A few minutes later, a woman in front of us says she thinks we have to have a number in order to be in line. She seems unsure what’s going on. My wife walks up to the volunteer holding a box of numbers and asks for one. He hands it to her and offers no instructions, explanation, or other verbal response. She returns to the back of the line with me. So now we have number 125, but we have no idea what it means. Everyone near us has random numbers. More fans walk up and mill around as if this is the new hotspot, but not many of them are making any line-shaped formations. The front of the line moves forward while the back of the line is held in place around the corner. The card-carrying volunteer and another, cardless volunteer are discussing things too far away from me to eavesdrop. At no point does anyone involved with WWC walk over and explain anything to anyone. We really hope that the Veterans of the First Evan Peters Line were already permitted access to him first as a display of gratitude for their service, but we truly have no idea.
4:30 p.m.: By this time our part of the line has moved forward approximately five feet. We overhear rumblings from those in front of us about Peters being gone. With no formal announcement forthcoming from whoever’s quote-unquote “in charge”, my wife approaches a WWC volunteer and has to ask what’s up. She’s informed that Peters will now be taking a 45-minute break.

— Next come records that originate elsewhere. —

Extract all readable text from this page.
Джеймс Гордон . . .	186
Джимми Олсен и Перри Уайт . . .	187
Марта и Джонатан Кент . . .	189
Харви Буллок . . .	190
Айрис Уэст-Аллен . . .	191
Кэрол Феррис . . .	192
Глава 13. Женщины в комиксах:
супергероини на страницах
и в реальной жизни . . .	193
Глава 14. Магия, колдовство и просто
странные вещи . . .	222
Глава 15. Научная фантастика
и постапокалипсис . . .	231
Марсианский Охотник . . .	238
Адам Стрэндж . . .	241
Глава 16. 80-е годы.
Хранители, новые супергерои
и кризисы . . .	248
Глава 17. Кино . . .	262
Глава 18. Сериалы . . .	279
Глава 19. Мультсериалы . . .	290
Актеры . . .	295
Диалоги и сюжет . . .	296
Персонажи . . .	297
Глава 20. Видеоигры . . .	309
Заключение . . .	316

We’ve had all we can stand. We leave his line and the entire autograph area, never return, and agree to eat the cost of the ticket. Peters and Wizard World keep their money, and in return we get to quit the game for the rest of the day.
We’re now left with these unused cards that we can show to all our friends as souvenirs of the second time we didn’t meet Evan Peters. We don’t really want them, but I hate to throw them away. It’d be nice if we could take them to the nearest Hardee’s and trade them for a couple of bacon cheeseburgers.